With the Demonic Registry in hand, You hopes to repel the demon invasion. He had rescued the book from a library before it was burned to cinders. He deciphered its contents, and learned that demons “follow a simple rule of dominance”, and “when they are defeated and spared, they bound to serve the victor as a servant.” However, enslaving demons requires a ritual, which is outlined in the Registry. The Demonic Registry was considered to be outlawed literature, preventing its contents from sparing humanity when demons took the world.
Eventually, You meets (and defeats) a demon named Vianca.
She reveals that there are another four demons spear-heading responsible for the chaos. Apparently, they were brought to the human realm to as sort of refugees of civil war from the demon realm. As demons, all they know is battle; they take what they want, unless defeated by a superior force. She joins You’s side, and together they pursue Lier, an old friend of Vianca’s. She’s. . . less than eager to be claimed by You.
You intends on capturing an army of demons to beat-back the invasion, but he’ll learn that he may have bitten off a little more than he can chew.
I was not impressed by the titlescreen; it’s a cluttered mess of clashing art styles and stretched portraits. From “Options”, you may adjust audio and gameplay preferences. To make the application go fullscreen, hit the “F4” key. Though there is no “gallery”, lewd artwork can be easily accessed in-game when it is unlocked.
However, the user-interface cannot be hidden, and sex scenes cannot be skipped.
Visual novel segments are rendered using fullscreen backdrops, which appear to be nothing more than photos with heavy filters applied to them. I strongly dislike this method of illustration, as it strikes me as cheap. The sprites are colorful and generally pleasant to look at, though at the same time they strike me as amatuerish. The monsters look derpy and character sprites childlike. There were many areas with jarring, visible seam lines where sprites did not line-up correctly.
There are quite a bit of static CGs in this game, if I had to guess there’s probably at least twenty base CGs (with variants showing progression). The artwork isn’t remarkable; it is in my opinion that it is grossly amateur, and it’s what I’d expect from an aspiring hentai-artist. Compared to most other adult-games on the Steam market, the art quality is unacceptable. Less-than-stellar art is okay if it touches on taboo themes or is joined with high quality writing; however, the adult-content simply falls short overall.

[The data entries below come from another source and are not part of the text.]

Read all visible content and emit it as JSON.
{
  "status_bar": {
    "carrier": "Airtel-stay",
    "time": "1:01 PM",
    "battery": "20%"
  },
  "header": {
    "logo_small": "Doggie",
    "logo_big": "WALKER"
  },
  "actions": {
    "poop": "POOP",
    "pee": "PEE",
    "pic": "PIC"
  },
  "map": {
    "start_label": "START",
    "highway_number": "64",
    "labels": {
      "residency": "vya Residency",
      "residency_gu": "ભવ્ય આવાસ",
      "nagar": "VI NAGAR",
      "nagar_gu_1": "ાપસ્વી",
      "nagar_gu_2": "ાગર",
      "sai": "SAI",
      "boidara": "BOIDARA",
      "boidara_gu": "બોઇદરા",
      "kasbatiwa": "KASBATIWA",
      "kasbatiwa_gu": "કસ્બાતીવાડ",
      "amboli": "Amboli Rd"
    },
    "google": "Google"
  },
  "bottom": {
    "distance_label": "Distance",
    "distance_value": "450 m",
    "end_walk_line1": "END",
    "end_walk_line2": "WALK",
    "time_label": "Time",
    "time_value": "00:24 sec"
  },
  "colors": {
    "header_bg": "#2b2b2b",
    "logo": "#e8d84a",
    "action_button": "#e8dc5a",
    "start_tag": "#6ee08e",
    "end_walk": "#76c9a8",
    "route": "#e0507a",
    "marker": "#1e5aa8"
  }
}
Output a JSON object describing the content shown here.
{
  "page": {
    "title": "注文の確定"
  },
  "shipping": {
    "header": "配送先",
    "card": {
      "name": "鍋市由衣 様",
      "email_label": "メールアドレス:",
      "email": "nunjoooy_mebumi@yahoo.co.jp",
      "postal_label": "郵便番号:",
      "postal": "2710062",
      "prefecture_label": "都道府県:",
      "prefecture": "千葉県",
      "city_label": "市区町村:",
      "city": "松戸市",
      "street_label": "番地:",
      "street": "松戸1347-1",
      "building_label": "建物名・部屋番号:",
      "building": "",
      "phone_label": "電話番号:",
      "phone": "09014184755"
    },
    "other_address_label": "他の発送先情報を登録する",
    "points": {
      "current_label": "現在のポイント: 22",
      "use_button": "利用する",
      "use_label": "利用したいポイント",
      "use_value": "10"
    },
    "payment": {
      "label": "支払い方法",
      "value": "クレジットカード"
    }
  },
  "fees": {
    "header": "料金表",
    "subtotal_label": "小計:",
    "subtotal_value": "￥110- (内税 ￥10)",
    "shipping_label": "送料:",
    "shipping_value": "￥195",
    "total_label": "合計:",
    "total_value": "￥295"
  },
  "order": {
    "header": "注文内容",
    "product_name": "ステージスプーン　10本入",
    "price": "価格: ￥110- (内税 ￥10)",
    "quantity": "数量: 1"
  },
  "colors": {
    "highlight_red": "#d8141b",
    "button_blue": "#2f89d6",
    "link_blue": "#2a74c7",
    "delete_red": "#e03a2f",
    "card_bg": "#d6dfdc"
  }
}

. . . expect male-on-female sexual content.
I don’t recommend this game. Sometimes I had fun playing this game. After the first three hours of misery, I made a team that could infinitely spam powerful, all-enemy attacks and send bosses into infinite stun-loops. . . if the RNG gods allowed it. Yet even with my power plays, this game was still too hard. This game is flawed in so many ways, and the payoff isn’t exactly top-notch.
A Wingbeast Wreckening
Desperate for a full party, I scoured the world map for a monster I could tame. I pursued a bird-like creature that roamed a nearby forest. I engaged the monster, initiating a battle between four bird-like enemies. They nearly wiped my team of three, but we pulled through, tooth and nail. As it turns out, I never fought the monster I thought I did. What I engaged in was a random encounter, which happened to be on the same tile as my prize.
Without moment to heal, Wingbeast initiated battle.
My team, utterly crippled was quickly dispatched by the Wingbeast and four other monsters. I don’t think I even had a turn to attack, seeing how enemies nearly always attack first (and twice) at the beginning of the game (due to the player possessing a low “agility” stat).
That’s when I shut the game off because I stopped having fun a long time ago.